A few years ago, after the whole brain surgery, time in psych hospital, and all that joyful stuff, I decided to just give alcohol up. I recognised it wasn’t doing me any good health-wise (neurologically, mentally, or physically), and that it wasn’t actually worth the money it cost either!

Drinking was costing me (£):

  • The drinks

  • The cabs

  • The entry fees to clubs

  • The chips/fries

  • The fry-ups in the morning

Drinking was also costing me:

  • Happiness (it being a depressant n’all)

  • The inches on my waist

  • The lack of quality sleep

  • The epileptic seizures

  • An increased risk of injuring myself due to seizures

  • An increased risk of rape or other assault when unconscious from a seizure

  • An increased risk of SUDEP

Through giving up alcohol I have increased my life expectancy. I’m not inviting epileptic seizures or SUDEP into my life.

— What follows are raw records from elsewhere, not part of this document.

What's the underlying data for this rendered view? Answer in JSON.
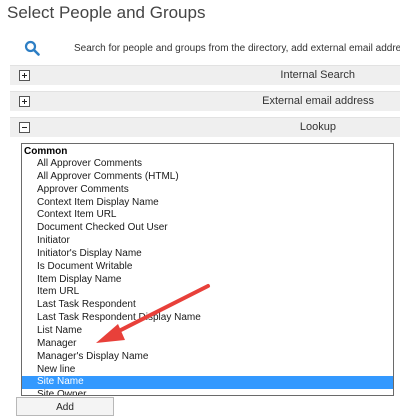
{
  "dialog": {
    "title": "Select People and Groups",
    "search_hint": "Search for people and groups from the directory, add external email address"
  },
  "sections": [
    {
      "label": "Internal Search",
      "state": "collapsed"
    },
    {
      "label": "External email address",
      "state": "collapsed"
    },
    {
      "label": "Lookup",
      "state": "expanded"
    }
  ],
  "lookup": {
    "group": "Common",
    "items": [
      "All Approver Comments",
      "All Approver Comments (HTML)",
      "Approver Comments",
      "Context Item Display Name",
      "Context Item URL",
      "Document Checked Out User",
      "Initiator",
      "Initiator's Display Name",
      "Is Document Writable",
      "Item Display Name",
      "Item URL",
      "Last Task Respondent",
      "Last Task Respondent Display Name",
      "List Name",
      "Manager",
      "Manager's Display Name",
      "New line",
      "Site Name",
      "Site Owner"
    ],
    "selected": "Site Name"
  },
  "add_button": "Add",
  "colors": {
    "selection": "#3399ff",
    "annotation_arrow": "#e8403a",
    "search_icon": "#2d7ec4"
  },
  "icons": {
    "search": "magnifier-icon",
    "expand": "plus-box-icon",
    "collapse": "minus-box-icon"
  }
}
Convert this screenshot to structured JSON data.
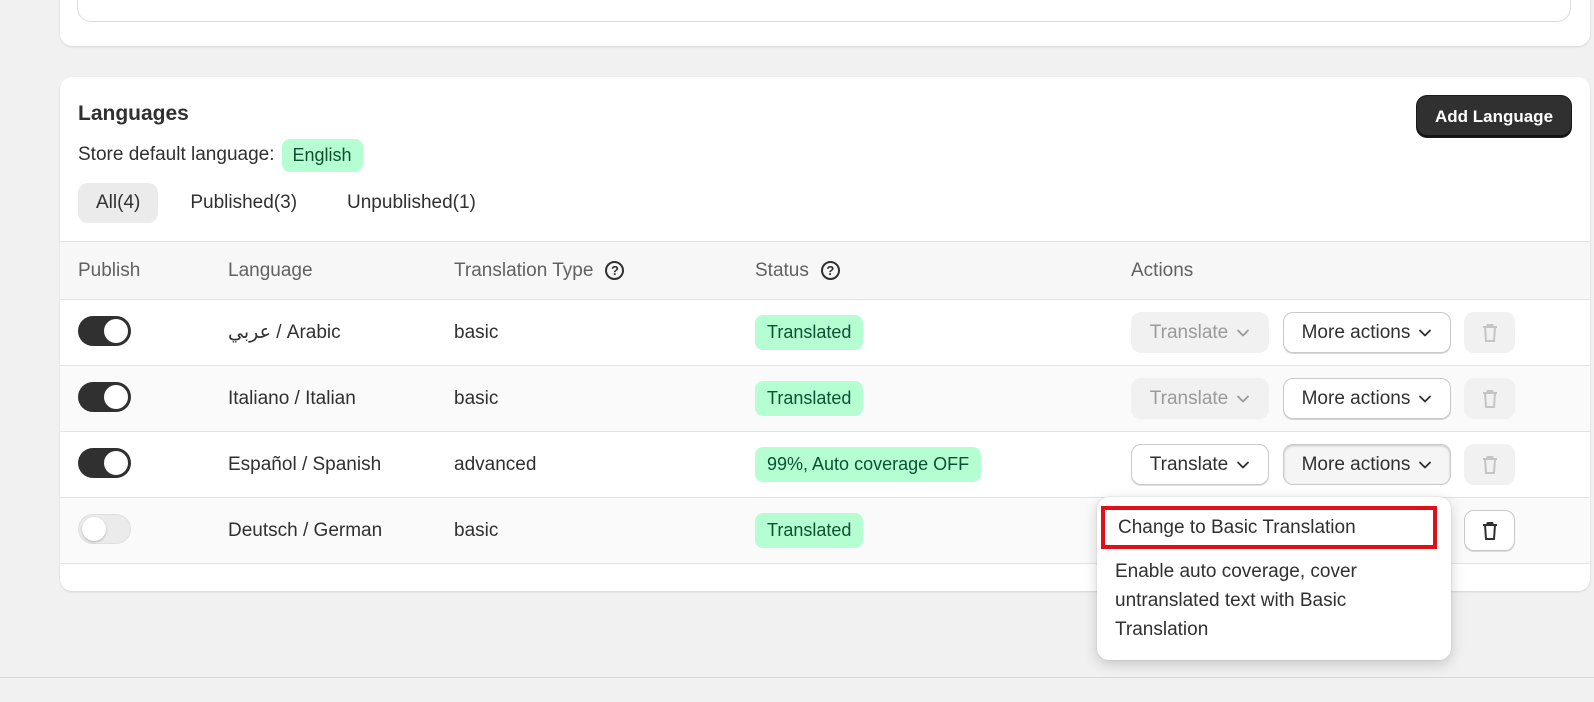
{
  "languages_card": {
    "title": "Languages",
    "add_button": "Add Language",
    "default_label": "Store default language:",
    "default_value": "English"
  },
  "tabs": [
    {
      "label": "All(4)",
      "active": true
    },
    {
      "label": "Published(3)",
      "active": false
    },
    {
      "label": "Unpublished(1)",
      "active": false
    }
  ],
  "table": {
    "headers": {
      "publish": "Publish",
      "language": "Language",
      "translation_type": "Translation Type",
      "status": "Status",
      "actions": "Actions"
    },
    "rows": [
      {
        "published": true,
        "language": "عربي / Arabic",
        "type": "basic",
        "status": "Translated",
        "translate_label": "Translate",
        "translate_enabled": false,
        "more_label": "More actions",
        "delete_enabled": false
      },
      {
        "published": true,
        "language": "Italiano / Italian",
        "type": "basic",
        "status": "Translated",
        "translate_label": "Translate",
        "translate_enabled": false,
        "more_label": "More actions",
        "delete_enabled": false
      },
      {
        "published": true,
        "language": "Español / Spanish",
        "type": "advanced",
        "status": "99%, Auto coverage OFF",
        "translate_label": "Translate",
        "translate_enabled": true,
        "more_label": "More actions",
        "delete_enabled": false
      },
      {
        "published": false,
        "language": "Deutsch / German",
        "type": "basic",
        "status": "Translated",
        "delete_enabled": true
      }
    ]
  },
  "more_actions_menu": {
    "items": [
      "Change to Basic Translation",
      "Enable auto coverage, cover untranslated text with Basic Translation"
    ],
    "highlight_color": "#e0101a"
  },
  "colors": {
    "badge_bg": "#b4fed2",
    "badge_text": "#0c5132",
    "primary_button": "#303030"
  }
}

I’m not inviting epileptic seizures into my life.

I can now plan my life more easily and not have to write off mornings/days due to hangovers. I don’t have those alcohol-related feelings of depression afterwards or during. I also don’t have to think back to those awful “dances” I used to do! I save money and time!

I have my cognitive function messed up enough as it is (from medications, seizures, missing brain tissue…). I don’t need alcohol (or what alcohol causes to occur) to impair that any further.

This Christmas, I was given a bottle of Champagne. It was very kind of the person who gave it…but I won’t drink it. My friends loved it though. For them, it was a very happy Christmas. :)

Torie Robinson
Keynote Speaker, Podcaster, Epilepsy Sparks CEO, Editor, Writer, et al.

Note:

  • I am very lucky not to be addicted to alcohol (I’ve known people with alcohol addiction over the years). If you have a problem drinking alcohol, contact your doctor or/and contact Alcoholics Anonymous.

  • If you are taking drugs for any condition, alcohol consumption can be an issue/even be dangerous and is worth bringing up with your doctor.

  • Some people with epilepsy don’t have seizures induced by alcohol. Good times.

  • Benzodiazepines and can lead to serious central nervous system depressant interactions with alcohol. Your breathing or heart rate may be slowed.